Mo Kenney
In My Dreams
New Scotland Records NSRCD06
Wonderfully Atmospheric and Well Crafted Songs.
Billed as a singer-songwriter Canadian Mo Kenney’s album In My Dreams sounds a lot more like a band effort; although one with a helluva lead singer.
Even a hardened old cynic like me got caught in Mo’s headlights when I first heard the bitter-sweet I Faked It which opens the album. An excellent arrangement and Kenney’s deceptively innocent voice masks a very clever song indeed.
Those who know me and my reviews know that I ‘collect lyrics;’ not writing them down you understand, but sometimes a line or a couplet stands out and must be quoted; again and again and again; especially if they are humorous.
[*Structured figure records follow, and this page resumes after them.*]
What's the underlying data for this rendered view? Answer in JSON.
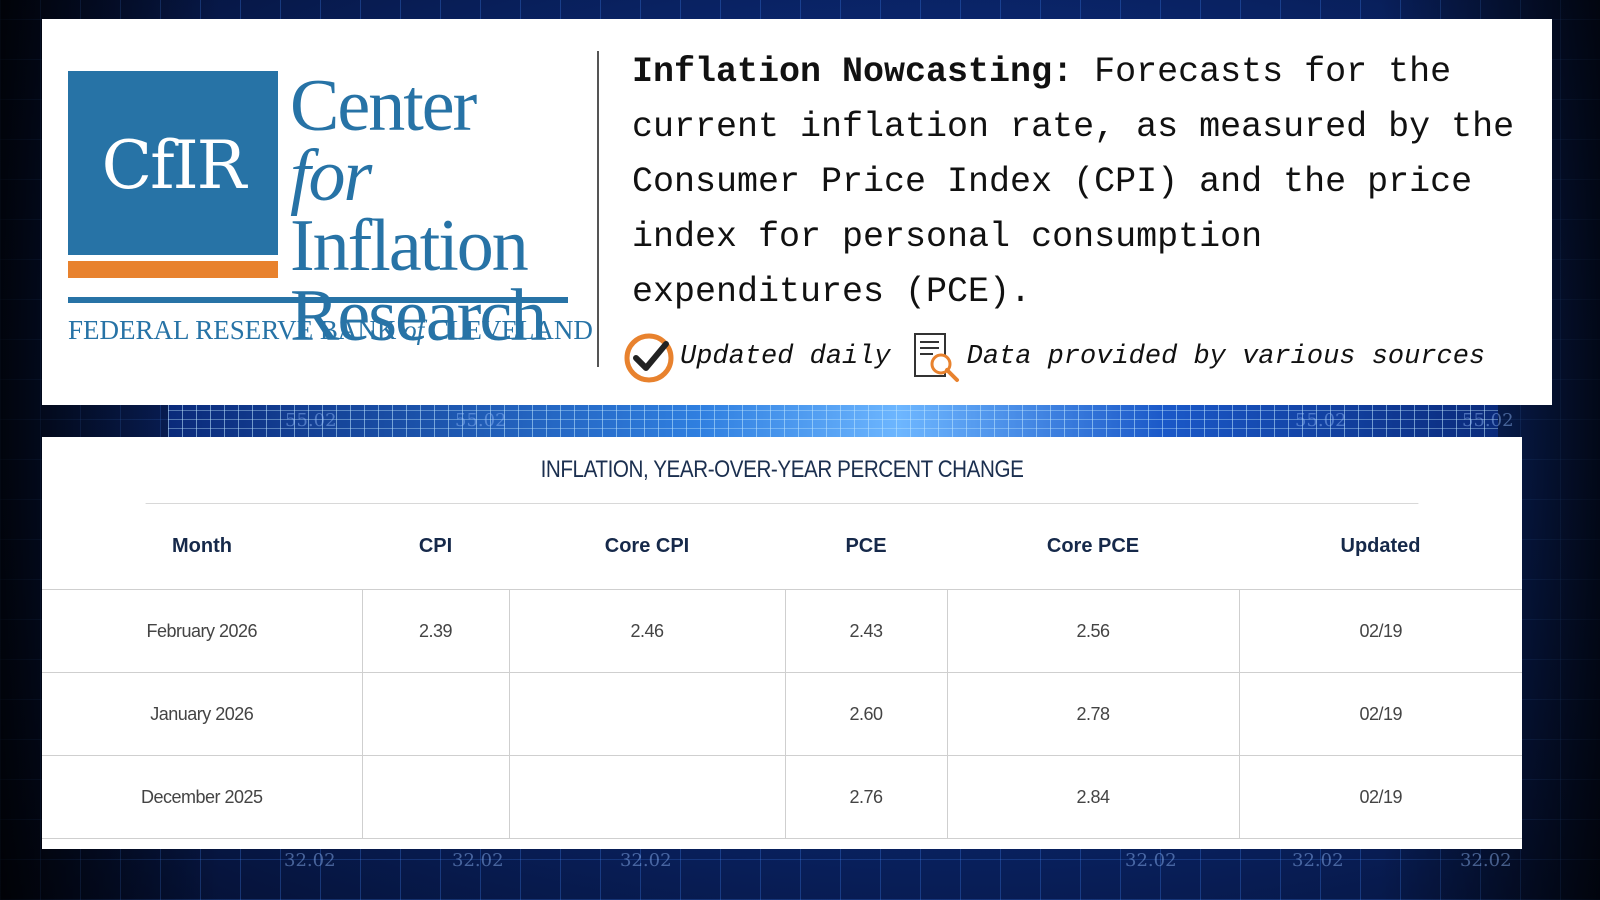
{
  "brand": {
    "logo_mark": "CfIR",
    "name_line1": "Center",
    "name_for": "for",
    "name_line2": "Inflation",
    "name_line3": "Research",
    "org_pre": "FEDERAL RESERVE BANK",
    "org_of": "of",
    "org_post": "CLEVELAND",
    "colors": {
      "blue": "#2773a6",
      "orange": "#e8822e"
    }
  },
  "description": {
    "bold_lead": "Inflation Nowcasting:",
    "text": "Forecasts for the current inflation rate, as measured by the Consumer Price Index (CPI) and the price index for personal consumption expenditures (PCE)."
  },
  "badges": [
    {
      "icon": "clock-check-icon",
      "label": "Updated daily"
    },
    {
      "icon": "document-search-icon",
      "label": "Data provided by various sources"
    }
  ],
  "table": {
    "title": "INFLATION, YEAR-OVER-YEAR PERCENT CHANGE",
    "columns": [
      "Month",
      "CPI",
      "Core CPI",
      "PCE",
      "Core PCE",
      "Updated"
    ],
    "rows": [
      [
        "February 2026",
        "2.39",
        "2.46",
        "2.43",
        "2.56",
        "02/19"
      ],
      [
        "January 2026",
        "",
        "",
        "2.60",
        "2.78",
        "02/19"
      ],
      [
        "December 2025",
        "",
        "",
        "2.76",
        "2.84",
        "02/19"
      ]
    ]
  },
  "background_numbers": [
    "55.02",
    "55.02",
    "55.02",
    "55.02",
    "32.02",
    "32.02",
    "32.02",
    "32.02",
    "32.02",
    "32.02"
  ]
}
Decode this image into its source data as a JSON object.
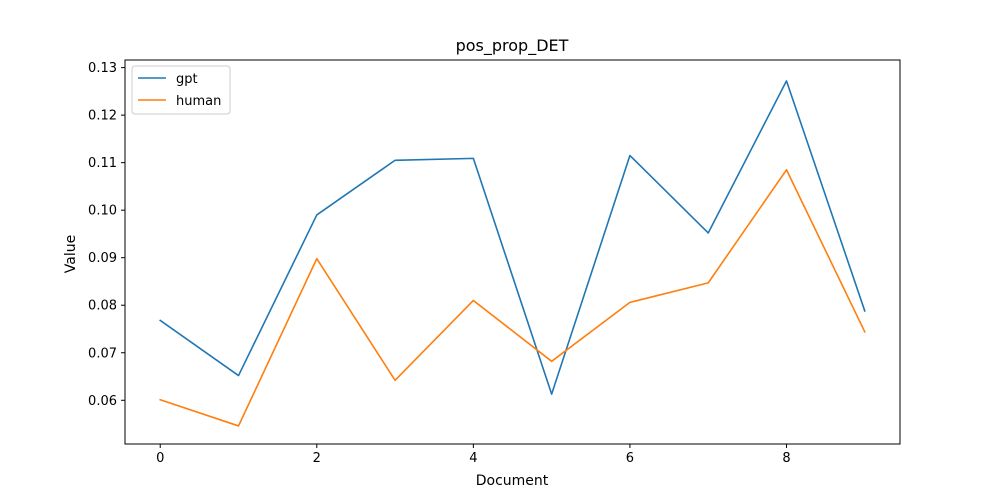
{
  "chart_data": {
    "type": "line",
    "title": "pos_prop_DET",
    "xlabel": "Document",
    "ylabel": "Value",
    "x": [
      0,
      1,
      2,
      3,
      4,
      5,
      6,
      7,
      8,
      9
    ],
    "xlim": [
      -0.45,
      9.45
    ],
    "ylim": [
      0.0508,
      0.1316
    ],
    "xticks": [
      0,
      2,
      4,
      6,
      8
    ],
    "yticks": [
      0.06,
      0.07,
      0.08,
      0.09,
      0.1,
      0.11,
      0.12,
      0.13
    ],
    "ytick_labels": [
      "0.06",
      "0.07",
      "0.08",
      "0.09",
      "0.10",
      "0.11",
      "0.12",
      "0.13"
    ],
    "grid": false,
    "legend_position": "top-left",
    "series": [
      {
        "name": "gpt",
        "color": "#1f77b4",
        "values": [
          0.0768,
          0.0652,
          0.099,
          0.1105,
          0.1109,
          0.0613,
          0.1115,
          0.0952,
          0.1272,
          0.0788
        ]
      },
      {
        "name": "human",
        "color": "#ff7f0e",
        "values": [
          0.0601,
          0.0546,
          0.0898,
          0.0642,
          0.081,
          0.0682,
          0.0806,
          0.0847,
          0.1085,
          0.0744
        ]
      }
    ]
  }
}
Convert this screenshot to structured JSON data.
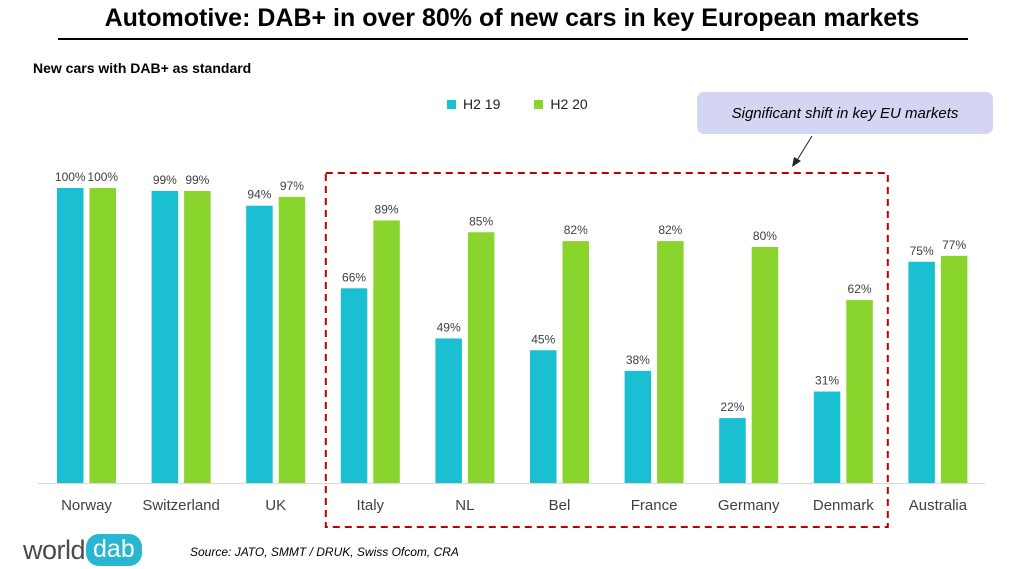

The opening couple of lines from Take Me Outside go straight onto that list!
‘Take Me Outside/and blow my fucking head off’ (then there’s a pause)…..’with your eyes/it’s alright.’
Wow! That certainly got my attention. The song is an absolute cracker too.
It’s proving very difficult to pigeon-hole Mo Kinney for you as she sounds a bit like a Bangles/Ryan Adams mash-up with a Phil Spector influenced feedback drenched/bass overload throughout. But, of course she sounds nothing like that at all.
A couple of songs have already gone onto playlists for car journeys. The echo and organ enhanced Untouchable is on the one for when my wife isn’t there. The one with Leonard Cohen, Lou Reed, Dr John, Scott Walker etc. on – you know the type of thing? Yet Dancing is just as deep but quite poppy so it’s gone on one with the Beatles, CSN &Y, Tom Paxton and Commander Cody. Same singer, same songwriter, same album but poles apart in temperature. But it works.
I was especially disappointed that Pretty Things wasn’t an ode to the 60’s rockers of the same name; but instead is an exquisitely dour pop song about being an outsider and proud of it. Perhaps it is about Phil May and the gang after all.
The more I’ve played this album the more I’ve fallen in love with it. Songs like In My Dreams and Telephones certainly won’t appeal to everyone; but the music industry needs artistes like Mo Kenney as knowing pearls like this exist, makes sifting through the grit in the oyster of daytime radio bearable.